Lists like this one on ANNUALS help in garden design and planning.

The guide is spiral-bound and easy to read.  There are chapters on general care and special situations.  But the book’s beauty is its short chapters on the plant categories in any garden: trees, shrubs, annuals, etc.  Each chapter ends with extensive plant lists along with size, light requirements, bloom time, etc. (see photo) It’s a quick resource when looking for ideas.

The last section of the book is also invaluable.  Entitled “Gardening Month by Month”, it breaks out each month with gardening chores and blooming plants for that time of year.  This feature is a lifeline for a disorganized gardener like me.

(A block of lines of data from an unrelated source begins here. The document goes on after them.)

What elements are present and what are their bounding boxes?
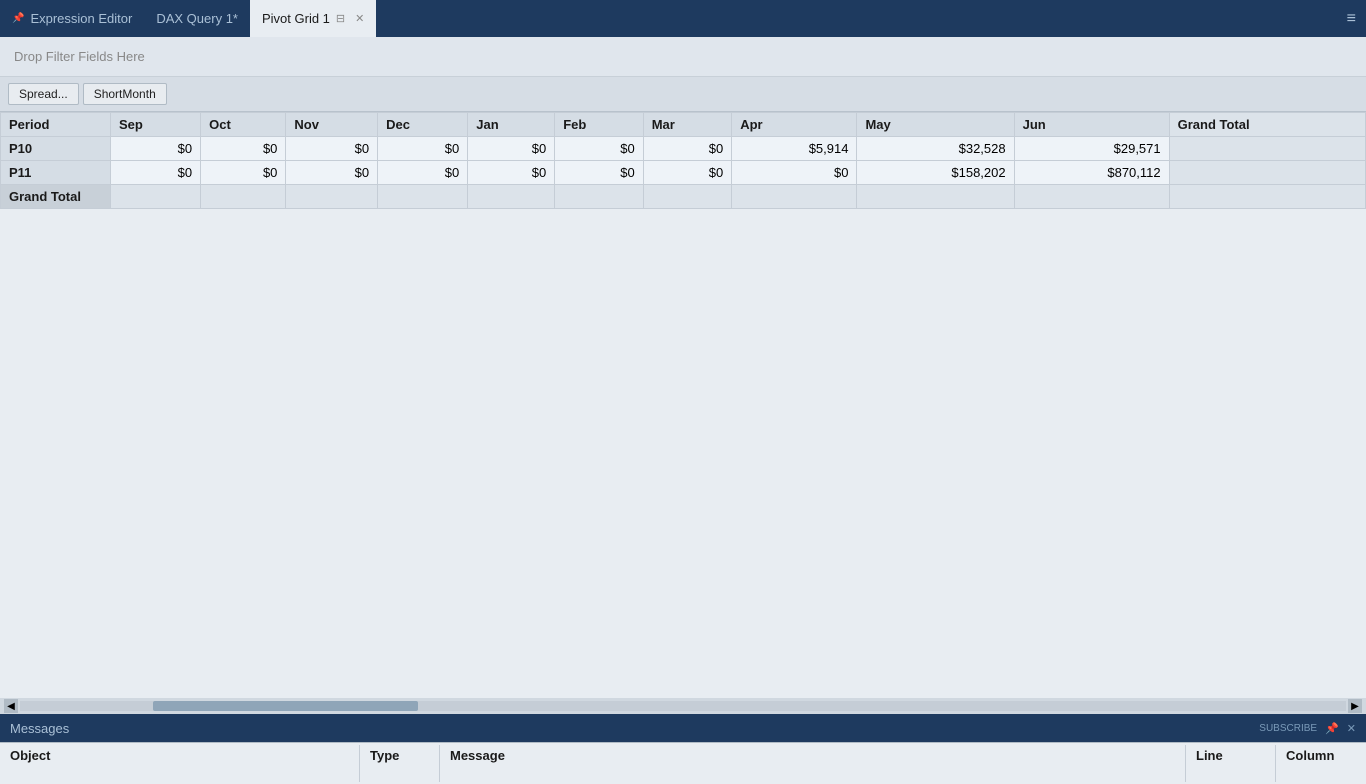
messages-col-type: Type	[360, 745, 440, 782]
messages-actions: SUBSCRIBE 📌 ✕	[1259, 722, 1356, 735]
tab-pivot-grid-label: Pivot Grid 1	[262, 11, 330, 26]
subscribe-badge: SUBSCRIBE	[1259, 723, 1317, 734]
cell-p11-jun: $870,112	[1014, 161, 1169, 185]
messages-pin-icon[interactable]: 📌	[1325, 722, 1339, 735]
cell-p10-apr: $5,914	[732, 137, 857, 161]
table-row-p10: P10 $0 $0 $0 $0 $0 $0 $0 $5,914 $32,528 …	[1, 137, 1366, 161]
messages-col-message: Message	[440, 745, 1186, 782]
cell-p11-jan: $0	[468, 161, 555, 185]
cell-gt-feb	[555, 185, 644, 209]
field-buttons-row: Spread... ShortMonth	[0, 77, 1366, 112]
cell-gt-nov	[286, 185, 378, 209]
scroll-right-arrow[interactable]: ▶	[1348, 699, 1362, 713]
tab-dax-query[interactable]: DAX Query 1*	[144, 0, 250, 37]
cell-p10-nov: $0	[286, 137, 378, 161]
horizontal-scrollbar[interactable]: ◀ ▶	[0, 698, 1366, 714]
tab-pivot-grid-close[interactable]: ✕	[355, 12, 364, 25]
cell-p10-may: $32,528	[857, 137, 1014, 161]
cell-p11-mar: $0	[643, 161, 732, 185]
col-header-oct: Oct	[201, 113, 286, 137]
col-header-jan: Jan	[468, 113, 555, 137]
main-content: Drop Filter Fields Here Spread... ShortM…	[0, 37, 1366, 698]
messages-col-line: Line	[1186, 745, 1276, 782]
cell-p10-sep: $0	[111, 137, 201, 161]
cell-gt-dec	[378, 185, 468, 209]
cell-p10-jun: $29,571	[1014, 137, 1169, 161]
tab-pivot-grid[interactable]: Pivot Grid 1 ⊟ ✕	[250, 0, 376, 37]
messages-col-object: Object	[0, 745, 360, 782]
cell-p11-apr: $0	[732, 161, 857, 185]
col-header-mar: Mar	[643, 113, 732, 137]
row-label-p10: P10	[1, 137, 111, 161]
cell-p10-feb: $0	[555, 137, 644, 161]
scroll-thumb[interactable]	[153, 701, 418, 711]
shortmonth-button[interactable]: ShortMonth	[83, 83, 167, 105]
cell-p11-oct: $0	[201, 161, 286, 185]
cell-gt-mar	[643, 185, 732, 209]
cell-p10-dec: $0	[378, 137, 468, 161]
cell-gt-oct	[201, 185, 286, 209]
cell-p11-nov: $0	[286, 161, 378, 185]
col-header-nov: Nov	[286, 113, 378, 137]
pivot-grid-table: Period Sep Oct Nov Dec Jan Feb Mar Apr M…	[0, 112, 1366, 209]
title-bar-menu[interactable]: ≡	[1337, 10, 1366, 28]
scroll-left-arrow[interactable]: ◀	[4, 699, 18, 713]
cell-gt-sep	[111, 185, 201, 209]
col-header-grand-total: Grand Total	[1169, 113, 1365, 137]
cell-gt-jun	[1014, 185, 1169, 209]
table-row-p11: P11 $0 $0 $0 $0 $0 $0 $0 $0 $158,202 $87…	[1, 161, 1366, 185]
col-header-apr: Apr	[732, 113, 857, 137]
scroll-track[interactable]	[20, 701, 1346, 711]
title-bar: 📌 Expression Editor DAX Query 1* Pivot G…	[0, 0, 1366, 37]
drop-filter-label: Drop Filter Fields Here	[14, 49, 145, 64]
cell-p11-dec: $0	[378, 161, 468, 185]
header-row: Period Sep Oct Nov Dec Jan Feb Mar Apr M…	[1, 113, 1366, 137]
messages-title-row: Messages SUBSCRIBE 📌 ✕	[0, 714, 1366, 742]
drop-filter-row[interactable]: Drop Filter Fields Here	[0, 37, 1366, 77]
tab-separator-icon: ⊟	[336, 12, 345, 25]
cell-p10-oct: $0	[201, 137, 286, 161]
cell-gt-grand-total	[1169, 185, 1365, 209]
messages-col-column: Column	[1276, 745, 1366, 782]
tab-dax-query-label: DAX Query 1*	[156, 11, 238, 26]
messages-close-icon[interactable]: ✕	[1347, 722, 1356, 735]
pivot-grid-wrapper[interactable]: Period Sep Oct Nov Dec Jan Feb Mar Apr M…	[0, 112, 1366, 697]
col-header-feb: Feb	[555, 113, 644, 137]
col-header-jun: Jun	[1014, 113, 1169, 137]
messages-title-label: Messages	[10, 721, 69, 736]
cell-p11-feb: $0	[555, 161, 644, 185]
cell-p10-grand-total	[1169, 137, 1365, 161]
cell-p11-sep: $0	[111, 161, 201, 185]
row-label-p11: P11	[1, 161, 111, 185]
col-header-dec: Dec	[378, 113, 468, 137]
spread-button[interactable]: Spread...	[8, 83, 79, 105]
cell-gt-may	[857, 185, 1014, 209]
table-row-grand-total: Grand Total	[1, 185, 1366, 209]
cell-gt-apr	[732, 185, 857, 209]
col-header-sep: Sep	[111, 113, 201, 137]
cell-p11-grand-total	[1169, 161, 1365, 185]
cell-p10-jan: $0	[468, 137, 555, 161]
row-label-grand-total: Grand Total	[1, 185, 111, 209]
messages-column-headers: Object Type Message Line Column	[0, 742, 1366, 784]
tab-expression-editor[interactable]: 📌 Expression Editor	[0, 0, 144, 37]
col-header-period: Period	[1, 113, 111, 137]
cell-p11-may: $158,202	[857, 161, 1014, 185]
cell-gt-jan	[468, 185, 555, 209]
cell-p10-mar: $0	[643, 137, 732, 161]
messages-bar: Messages SUBSCRIBE 📌 ✕ Object Type Messa…	[0, 714, 1366, 784]
col-header-may: May	[857, 113, 1014, 137]
tab-expression-editor-label: Expression Editor	[30, 11, 132, 26]
pin-icon: 📌	[12, 13, 24, 24]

“There is nothing quite as gratifying to the gardener as a full healthy plant…especially this is true when one has started it from a small seed.”

2007 edition

This book has provided many workable ideas for my garden beds.  One was planting an annual bed entirely from seed.   Now, every year I plant zinnia, sunflower and tithonia outside my kitchen window.  This year’s seedlings are off to a good start…and so are the weeds. But with a little luck and TLC, the garden will be a visual feast for us by summer and an edible feast for the bees, butterflies and hummingbirds.

Note:  The Trustees’ Garden Club of Savannah, Georgia has since published a third edition (2007) of the book with updated information and a colorful cover.